In 2015, Harinder Malhi was quoted having concerns about the curriculum at a community meeting in her riding of Brampton-Springdale.
“There are some issues in the curriculum, I agree,” Malhi said, according to the Mississauga News. “I wasn’t taught these things and I turned out okay. I do see the issue, I do see the concerns.”
However, when she was sworn in as a cabinet minister Wednesday, she said her views had changed.
"At the time, I was hearing a lot from my residents about the sex education curriculum that we had, and it was a time to reflect on the curriculum. As we have gone through the implementation phase of the curriculum, I do want to say that I support the sex education curriculum, it is for the safety and protection of our children and our youth."

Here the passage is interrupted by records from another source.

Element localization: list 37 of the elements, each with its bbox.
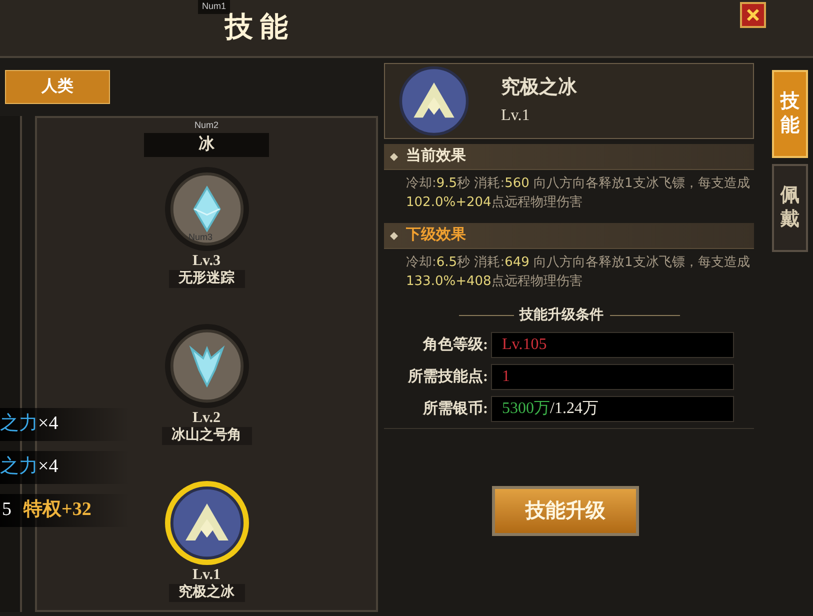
upgrade-button[interactable]: 技能升级 (492, 486, 639, 536)
effect-description: 冷却:6.5秒 消耗:649 向八方向各释放1支冰飞镖，每支造成133.0%+408点远程物理伤害 (405, 254, 751, 291)
skill-name: 究极之冰 (168, 584, 244, 602)
close-icon (746, 8, 760, 22)
debug-label: Num1 (198, 0, 230, 14)
window-title: 技 能 (225, 11, 288, 45)
skill-level: Lv.3 (192, 252, 220, 270)
skill-name: 无形迷踪 (168, 270, 244, 288)
section-title: 技能升级条件 (520, 306, 604, 325)
diamond-bullet-icon (390, 232, 398, 240)
requirement-value: 1 (491, 364, 734, 390)
effect-description: 冷却:9.5秒 消耗:560 向八方向各释放1支冰飞镖，每支造成102.0%+204点远程物理伤害 (405, 175, 751, 212)
side-tab[interactable]: 技能 (772, 70, 808, 158)
side-tab[interactable]: 佩戴 (772, 164, 808, 252)
requirement-label: 角色等级: (422, 336, 489, 355)
skill-name: 冰山之号角 (162, 426, 252, 444)
power-count: 之力×4 (0, 412, 58, 436)
diamond-bullet-icon (390, 152, 398, 160)
skill-icon[interactable] (397, 64, 471, 138)
skill-level: Lv.2 (192, 408, 220, 426)
requirement-label: 所需银币: (422, 399, 489, 419)
skill-name: 究极之冰 (501, 76, 577, 100)
requirement-value: 5300万/1.24万 (491, 396, 734, 422)
skill-slot[interactable]: Num3 (164, 166, 248, 250)
section-title: 当前效果 (406, 146, 466, 166)
race-tab[interactable]: 人类 (5, 70, 110, 104)
debug-label: Num3 (188, 231, 213, 244)
section-title: 下级效果 (406, 226, 466, 246)
debug-label: Num2 (194, 119, 218, 132)
close-button[interactable] (740, 2, 766, 28)
privilege-bonus: 特权+32 (24, 498, 92, 522)
requirement-label: 所需技能点: (406, 367, 489, 387)
skill-level: Lv.1 (192, 566, 220, 584)
row-value: 5 (2, 498, 12, 522)
requirement-value: Lv.105 (491, 332, 734, 358)
skill-level: Lv.1 (501, 106, 531, 126)
power-count: 之力×4 (0, 455, 58, 480)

Malhi, a former school board trustee, has not been one of the government's more prominent backbenchers. When asked what her qualifications are for cabinet, she said cited her work on with Brampton politicians and her work getting to know the grassroots of her community.
Premier Kathleen Wynne was at Royal Victoria Regional Health Centre in Barrie to mark the opening of the Cardiac Intervention Unit. The new unit is providing diagnostic heart procedures and will begin providing advanced heart procedures in the fall. More services will ramp up over the next five years, including heart procedures, diagnostic tests, inpatient care, intensive care, rehabilitation and an urgent cardiology clinic, eventually providing the full range of care that had not been available in the community. The province spent $6.2 million on the unit and increasing operational funding to RVH by $6.7 million.
Hydro One has cleared a regulatory hurdle in its acquisition of Washington-based energy company Avista. The U.S. Federal Energy Regulatory Commission gave the thumbs up to the $6.7-billion purchase that was first proposed in July 2017. The acquisition is in keeping with Hydro One's strategic forecast that predicts the North American energy industry will consolidate over the coming years, leaving fewer dominant players with more efficient operations, as the company's CEO Mayo Schmidt has previously outlined to QP Briefing. However, the Avista acquisition has been criticized by the NDP, and Schmidt's $4.5 million in compensation is frequently criticized by both opposition parties in question period.
Schmidt stated the approval "marks another important milestone in bringing together Hydro One and Avista." But it is just one small step. The deal still needs approval from utility commissions in five states, the Federal Communication Commission, and "clearance by the Committee on Foreign Investment in the United States," according to Hydro One's statement.